# Oily skin from air conditioning?



## Beauty Mark (Aug 2, 2007)

I've normally had normal to dry skin with some bouts of eczema. However, I've been working an excessively air conditioned building and noticed my skin is like an oil slick. It's fine on the weekends in my non-air conditioned apartment.

Am I correct that it is the air conditioning? And how do you combat this problem? I've been wearing powder, which works for about half the day.


----------



## aziza (Aug 13, 2007)

Bump!


----------



## goink (Aug 14, 2007)

Hmm. I'm no skin expert, but have had dry skin resulted from the a/c air. It might just be your skin trying to fend itself from the cold air by producing oil.
I think a good moisturizing mask will help.
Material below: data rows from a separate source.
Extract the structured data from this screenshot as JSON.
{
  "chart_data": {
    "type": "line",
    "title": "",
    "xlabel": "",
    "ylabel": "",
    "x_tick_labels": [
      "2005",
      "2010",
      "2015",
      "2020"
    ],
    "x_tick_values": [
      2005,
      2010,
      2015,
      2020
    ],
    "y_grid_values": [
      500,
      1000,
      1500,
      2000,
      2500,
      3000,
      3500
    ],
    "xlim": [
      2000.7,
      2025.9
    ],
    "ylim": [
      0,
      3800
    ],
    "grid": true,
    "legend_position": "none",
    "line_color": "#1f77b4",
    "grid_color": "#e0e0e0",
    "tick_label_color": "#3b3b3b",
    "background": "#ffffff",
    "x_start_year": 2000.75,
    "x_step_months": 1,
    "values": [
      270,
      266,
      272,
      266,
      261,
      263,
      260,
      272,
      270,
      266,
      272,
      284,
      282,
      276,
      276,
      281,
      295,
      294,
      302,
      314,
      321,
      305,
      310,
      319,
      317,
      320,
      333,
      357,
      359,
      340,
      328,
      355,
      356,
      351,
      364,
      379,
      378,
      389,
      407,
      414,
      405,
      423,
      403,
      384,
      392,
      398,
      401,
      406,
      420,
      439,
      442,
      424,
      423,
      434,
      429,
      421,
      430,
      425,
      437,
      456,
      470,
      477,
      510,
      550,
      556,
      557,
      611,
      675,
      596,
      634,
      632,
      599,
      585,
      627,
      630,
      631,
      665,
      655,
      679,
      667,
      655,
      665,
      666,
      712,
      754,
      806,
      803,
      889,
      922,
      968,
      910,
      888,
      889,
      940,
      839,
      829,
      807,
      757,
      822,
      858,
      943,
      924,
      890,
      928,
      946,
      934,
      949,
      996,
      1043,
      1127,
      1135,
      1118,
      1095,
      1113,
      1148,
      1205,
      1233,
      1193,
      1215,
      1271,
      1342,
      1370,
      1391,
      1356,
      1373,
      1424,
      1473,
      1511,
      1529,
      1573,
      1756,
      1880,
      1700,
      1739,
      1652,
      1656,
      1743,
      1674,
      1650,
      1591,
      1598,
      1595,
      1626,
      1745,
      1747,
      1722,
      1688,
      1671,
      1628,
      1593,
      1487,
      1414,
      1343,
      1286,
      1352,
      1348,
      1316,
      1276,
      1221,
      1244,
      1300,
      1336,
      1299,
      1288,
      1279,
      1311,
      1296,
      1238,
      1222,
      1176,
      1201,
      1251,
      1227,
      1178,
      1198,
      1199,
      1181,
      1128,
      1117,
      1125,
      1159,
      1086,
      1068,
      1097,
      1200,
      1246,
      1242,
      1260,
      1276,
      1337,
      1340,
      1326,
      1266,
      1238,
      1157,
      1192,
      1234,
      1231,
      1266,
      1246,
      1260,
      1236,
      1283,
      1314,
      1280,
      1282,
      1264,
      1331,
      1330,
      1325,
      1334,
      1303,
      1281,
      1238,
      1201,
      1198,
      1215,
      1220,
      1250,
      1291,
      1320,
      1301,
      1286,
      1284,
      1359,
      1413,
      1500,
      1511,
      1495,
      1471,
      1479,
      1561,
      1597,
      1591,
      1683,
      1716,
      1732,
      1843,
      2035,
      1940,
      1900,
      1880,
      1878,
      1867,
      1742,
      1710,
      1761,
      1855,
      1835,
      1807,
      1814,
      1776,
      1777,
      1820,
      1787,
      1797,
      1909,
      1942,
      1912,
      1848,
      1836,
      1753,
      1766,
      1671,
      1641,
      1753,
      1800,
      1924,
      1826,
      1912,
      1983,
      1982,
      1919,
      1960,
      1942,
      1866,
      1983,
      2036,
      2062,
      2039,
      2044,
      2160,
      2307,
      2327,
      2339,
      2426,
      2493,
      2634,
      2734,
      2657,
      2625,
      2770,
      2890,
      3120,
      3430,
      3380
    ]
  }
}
Sorry I'm not that much of a help.


----------



## frocher (Aug 14, 2007)

How about a mattifier under makeup, Philosophy and Origins both made a version in the past.


----------



## lethaldesign (Aug 14, 2007)

I think I have the opposite problem... I think the a/c dries my skin out MORE than it already is. I always have to re-moisturize when I get home from work. But on the weekends, I moisturize once &I'm usually good to go. Sorry I can't be of more help


----------



## loves_macxoxo (Aug 14, 2007)

have you been sweating at all?


----------